Tras el enésimo vuelo Mallorca - Barcelona que para nosotros es ya como coger un autobús, nos plantamos en la T1 de El Prat con 100 minutos de margen para alcanzar la puerta de embarque de nuestro vuelo a Milán. Tiempo más que suficiente para seguir pagándole la Universidad a los hijos del Señor Starbucks. Qué le vamos a hacer, todos tenemos nuestras filias y una de las nuestras es el café con sobreprecio.

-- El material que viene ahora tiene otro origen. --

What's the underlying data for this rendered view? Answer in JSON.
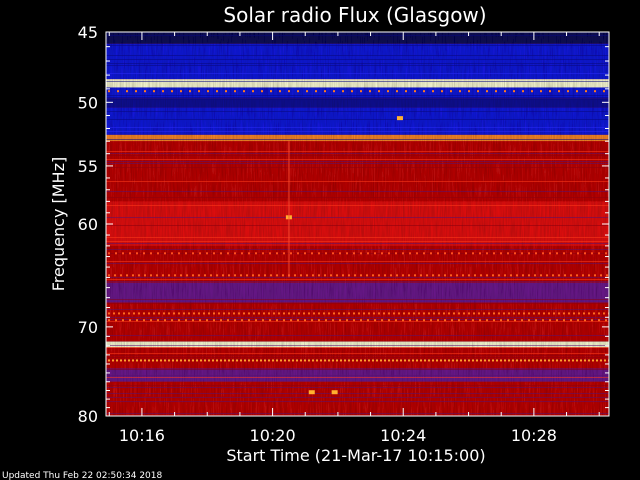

Llega la hora y embarcamos pasando de largo a algún italiano encabronado que no ha leído las restricciones de equipaje -da igual el vuelo, siempre hay alguno de estos-. Bastan dos minutos de escuchar conversaciones italianas por aquí y por allá para que en nuestra cabeza se quede de forma permanente el “husky italiano” de Instagram. Alcanzamos nuestros asientos con un ojo puesto en el reloj: nuestro plan es desplazarnos desde el aeropuerto de Malpensa hasta el hotel mediante tren, y del retraso acumulado dependerá si nos toca esperar en el andén 10 minutos o una hora.

Despegamos con noche cerrada, lo cual limita bastante el espectáculo por la ventanilla. Apenas podemos ver núcleos de luces que dibujan formas costeras. Cuando acabemos con el debate del overbooking, podemos poner sobre la mesa el de aprovechar la tecnología de realidad aumentada para que las ventanillas de avión nos digan qué estamos mirando.
Aterrizamos en el aeropuerto de Milán Malpensa y alcanzar la estación de tren no supone un problema gracias a las bien indicadas señales de “Treni”. A 13 euros por cabeza y tras 15 minutos de espera, subimos al Malpensa Express que nos dejará en la conveniente estación de Milán Centrale, a escasos metros de nuestro hotel. Durante los 50 minutos de trayecto el revisor valida nuestros billetes. Prego.

Pisamos ya la ciudad de Milán con un único objetivo para lo que queda de noche: encontrar algo que cenar a la desesperada. Y tras un par de búsquedas en Google lo encontramos en un local que el destino nos tenía preparado y pasaría a ser una parada recurrente durante todo el viaje: la Pizzeria San Giorgio. El chico que nos toma nota sonríe cuando le respondemos que venimos de Mallorca y nos cuenta que estuvo viviendo allí una temporada pero cometió un grave error: quedarse en la zona de Magaluf. Tras unos minutos viendo por televisión el resumen de la victoria del Liverpool sobre el Real Madrid recibimos sendas pizzas para llevar por 14 euros. En ese lapso de tiempo y buceando por las opiniones de local en Google, una de las más valoradas resume la experiencia en un escueto “Pete de ano”. La cosa promete.
Caminamos otros pocos metros añadiendo las cajas de pizza a nuestro equipaje hasta alcanzar la entrada del Biocity Hotel, nuestro refugio para las próximas cuatro noches. El criterio para elegirlo, el habitual: bien comunicado, en una zona menos ruidosa que pleno centro, precio aceptable y opiniones mayoritariamente positivas. 120 euros por noche, en una época post-pandemia en la que el turismo ha subido sus tarifas de forma alarmante, entra dentro de lo aceptable. Check-in sin nada que destacar, y una habitación limpia y decente para nosotros. Las pizzas, de atún con cebolla y jamón con champiñones, cumplen su función. Masa fina, como nos gusta. Llega la medianoche cuando apagamos luces y damos por finalizada esta etapa de trámite. Mañana la ciudad nos espera.